How can we be sure that the declared election winner actually got the most votes? Was the election stolen? This paper considers a statistical method based on the pattern of digits in vote counts (the second-digit Benford’s Law, or 2BL) that may be useful for detecting fraud or other anomalies. The method seems to be useful for vote counts at the precinct level but not for counts at the level of individual voting machines, at least not when the way voters are assigned to machines induces a pattern I call \roughly equal division with leftovers” (REDWL). I [Mebane] demonstrate two mechanisms that can cause precinct vote counts in general to satisfy 2BL. I use simulations to illustrate that the 2BL test can be very sensitive when vote counts are subjected to various kinds of manipulation. I use data from the 2004 election in Florida and the 2006 election in Mexico to illustrate use of the 2BL tests.

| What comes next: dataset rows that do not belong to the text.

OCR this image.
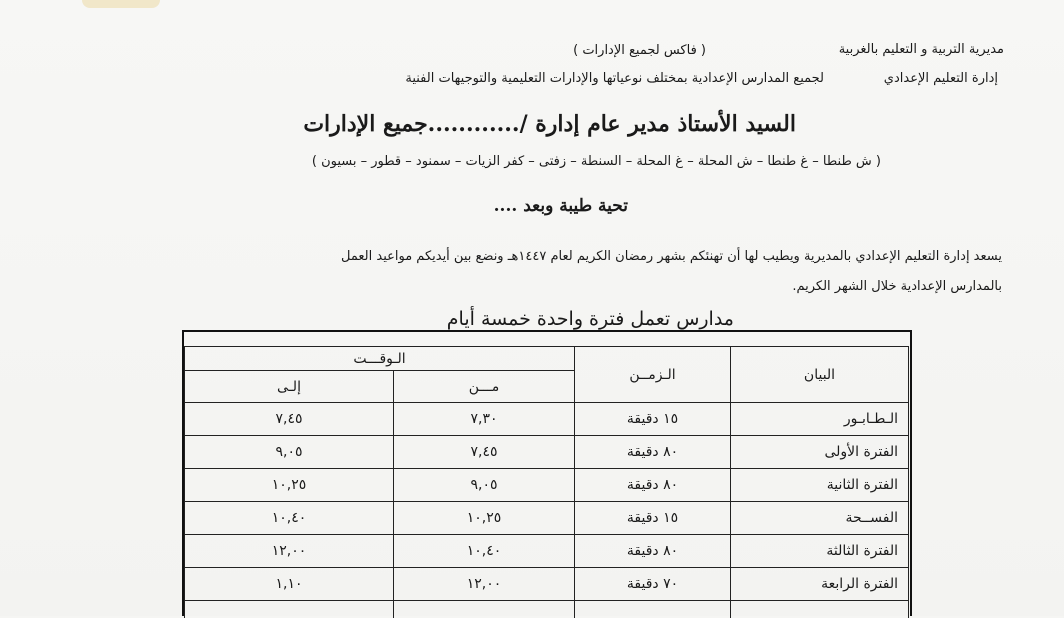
مديرية التربية و التعليم بالغربية
( فاكس لجميع الإدارات )
إدارة التعليم الإعدادي
لجميع المدارس الإعدادية بمختلف نوعياتها والإدارات التعليمية والتوجيهات الفنية
السيد الأستاذ مدير عام إدارة /............جميع الإدارات
( ش طنطا – غ طنطا – ش المحلة – غ المحلة – السنطة – زفتى – كفر الزيات – سمنود – قطور – بسيون )
تحية طيبة وبعد ....
يسعد إدارة التعليم الإعدادي بالمديرية ويطيب لها أن تهنئكم بشهر رمضان الكريم لعام ١٤٤٧هـ ونضع بين أيديكم مواعيد العمل
بالمدارس الإعدادية خلال الشهر الكريم.
مدارس تعمل فترة واحدة خمسة أيام
البيان
الـزمــن
الـوقـــت
مـــن
إلـى
الـطـابـور
١٥ دقيقة
٧,٣٠
٧,٤٥
الفترة الأولى
٨٠ دقيقة
٧,٤٥
٩,٠٥
الفترة الثانية
٨٠ دقيقة
٩,٠٥
١٠,٢٥
الفســحة
١٥ دقيقة
١٠,٢٥
١٠,٤٠
الفترة الثالثة
٨٠ دقيقة
١٠,٤٠
١٢,٠٠
الفترة الرابعة
٧٠ دقيقة
١٢,٠٠
١,١٠
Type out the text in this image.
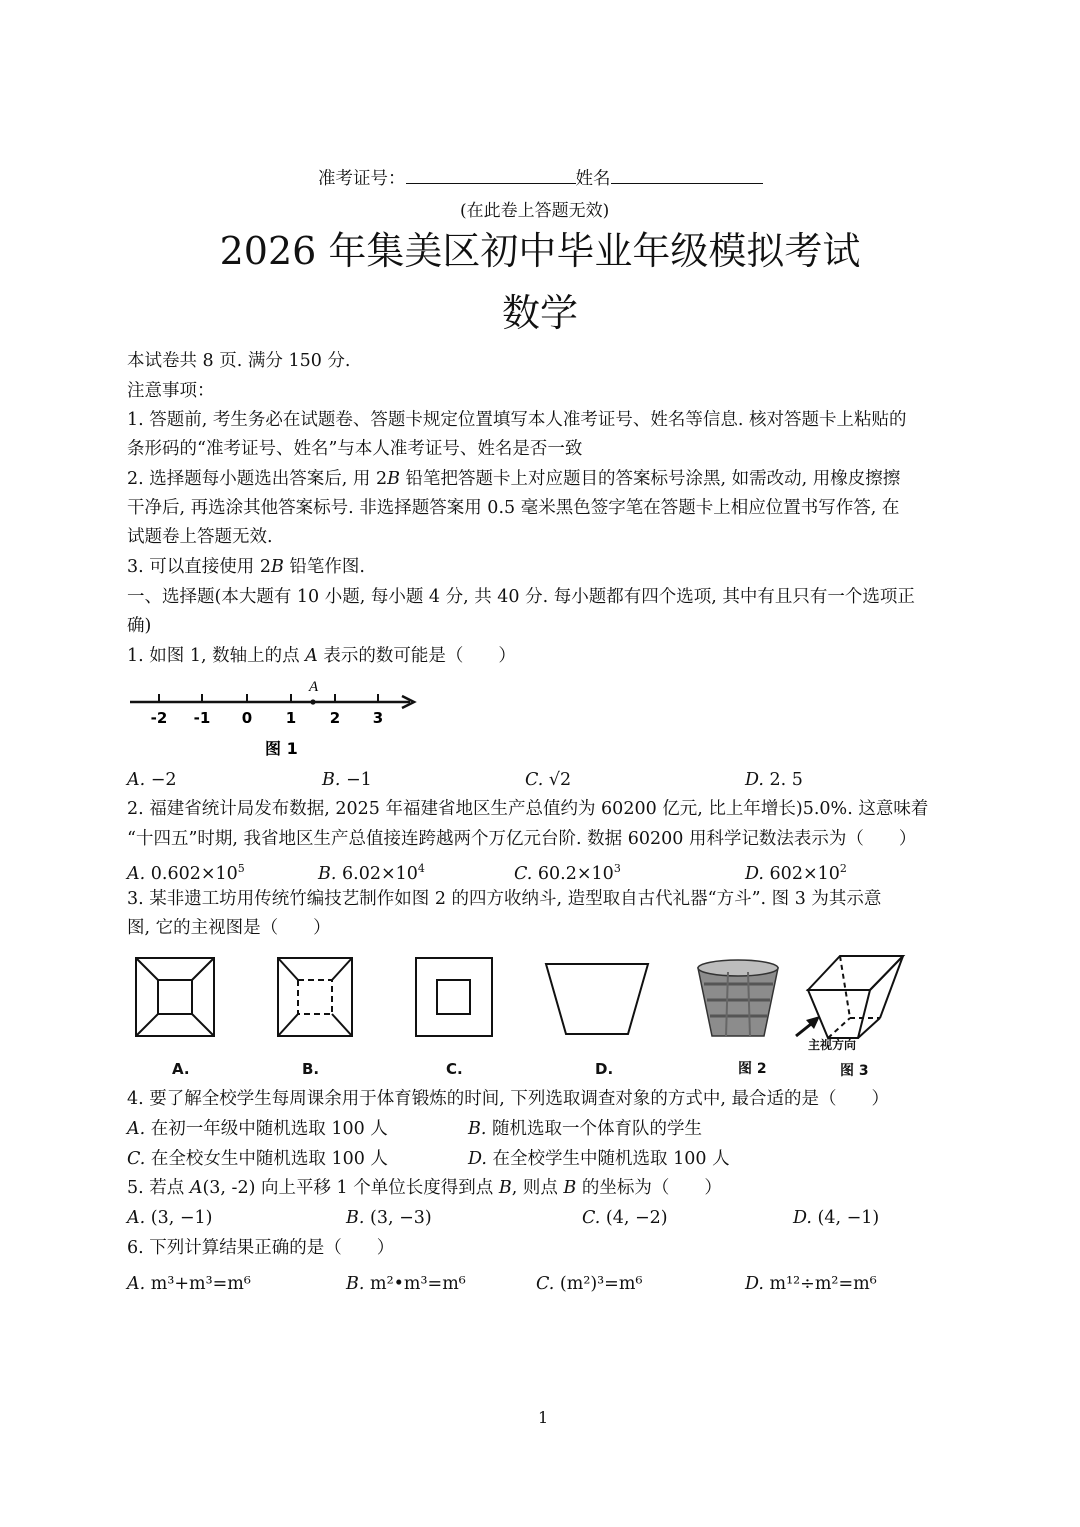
准考证号：	姓名
(在此卷上答题无效)
2026 年集美区初中毕业年级模拟考试
数学
本试卷共 8 页. 满分 150 分.
注意事项：
1. 答题前, 考生务必在试题卷、答题卡规定位置填写本人准考证号、姓名等信息. 核对答题卡上粘贴的
条形码的“准考证号、姓名”与本人准考证号、姓名是否一致
2. 选择题每小题选出答案后, 用 2B 铅笔把答题卡上对应题目的答案标号涂黑, 如需改动, 用橡皮擦擦
干净后, 再选涂其他答案标号. 非选择题答案用 0.5 毫米黑色签字笔在答题卡上相应位置书写作答, 在
试题卷上答题无效.
3. 可以直接使用 2B 铅笔作图.
一、选择题(本大题有 10 小题, 每小题 4 分, 共 40 分. 每小题都有四个选项, 其中有且只有一个选项正
确)
1. 如图 1, 数轴上的点 A 表示的数可能是（　　）
-2 -1 0 1 2 3
A
图 1
A. −2	B. −1	C. √2	D. 2. 5
2. 福建省统计局发布数据, 2025 年福建省地区生产总值约为 60200 亿元, 比上年增长)5.0%. 这意味着
“十四五”时期, 我省地区生产总值接连跨越两个万亿元台阶. 数据 60200 用科学记数法表示为（　　）
A. $0.602\times 10^5$	B. $6.02\times 10^4$	C. $60.2\times 10^3$	D. $602\times 10^2$
3. 某非遗工坊用传统竹编技艺制作如图 2 的四方收纳斗, 造型取自古代礼器“方斗”. 图 3 为其示意
图, 它的主视图是（　　）
A.	B.	C.	D.	图 2
主视方向
图 3
4. 要了解全校学生每周课余用于体育锻炼的时间, 下列选取调查对象的方式中, 最合适的是（　　）
A. 在初一年级中随机选取 100 人	B. 随机选取一个体育队的学生
C. 在全校女生中随机选取 100 人	D. 在全校学生中随机选取 100 人
5. 若点 A(3, -2) 向上平移 1 个单位长度得到点 B, 则点 B 的坐标为（　　）
A. (3, −1)	B. (3, −3)	C. (4, −2)	D. (4, −1)
6. 下列计算结果正确的是（　　）
A. m³+m³=m⁶	B. m²•m³=m⁶	C. (m²)³=m⁶	D. m¹²÷m²=m⁶
1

My main suggestion is that the method should be applied to lots of existing fair elections (or, at least, elections that can be presumed to be fair) in order to get a baseline for the digit distributions. As the article discusses, there are lots of reasons to expect Benford’s Law (either for the first or second digits) not to exactly apply even if the election is entirely fair. So these studies really need to be calibrated to the actual distributions of what happen, not to the theoretical model. As alluded to in the paper, some of this has to do with variation in precinct sizes.

A related point is that the chi-squared statistic is probably not the best summary to use. The problem is that, when the model does not actually apply to the data, the chi-squared test is more of a measure of sample size than of discrepancy from the model. This can be seen, for example, in Table 22, where there is a strong correlation between the chi-squared statistics and the number of voters. It would actually be better to use an unscaled discrepancy which more directly measures the difference between data and model. I’d probably start with something simple, as follows (for the second-digit Benford’s Law): let y_i be the proportion of cases with second digit i, for i=0,…,9. Then regress y_i on i. The slope of this regression can be compared with the theoretical slope (-0.0038, as calculated from the table on page 27). Other things could be tried too, of course–the point is to get a sense of what these deviations are, not just to see their statistical significance.

A related point is to use graphs instead of tables, which should allow patterns to be seen more clearly. This is super-clear in something like Tables 5 and 9-16, but I’d argue that every one of the tables would be better as graphs. I’d also recommend listing the Mexican states in order of increasing #voters or some other meaningful measure, rather than alphabetically.

Anyway, this is a very innovative and thought-provoking paper, and I look forward to seeing more work in the area.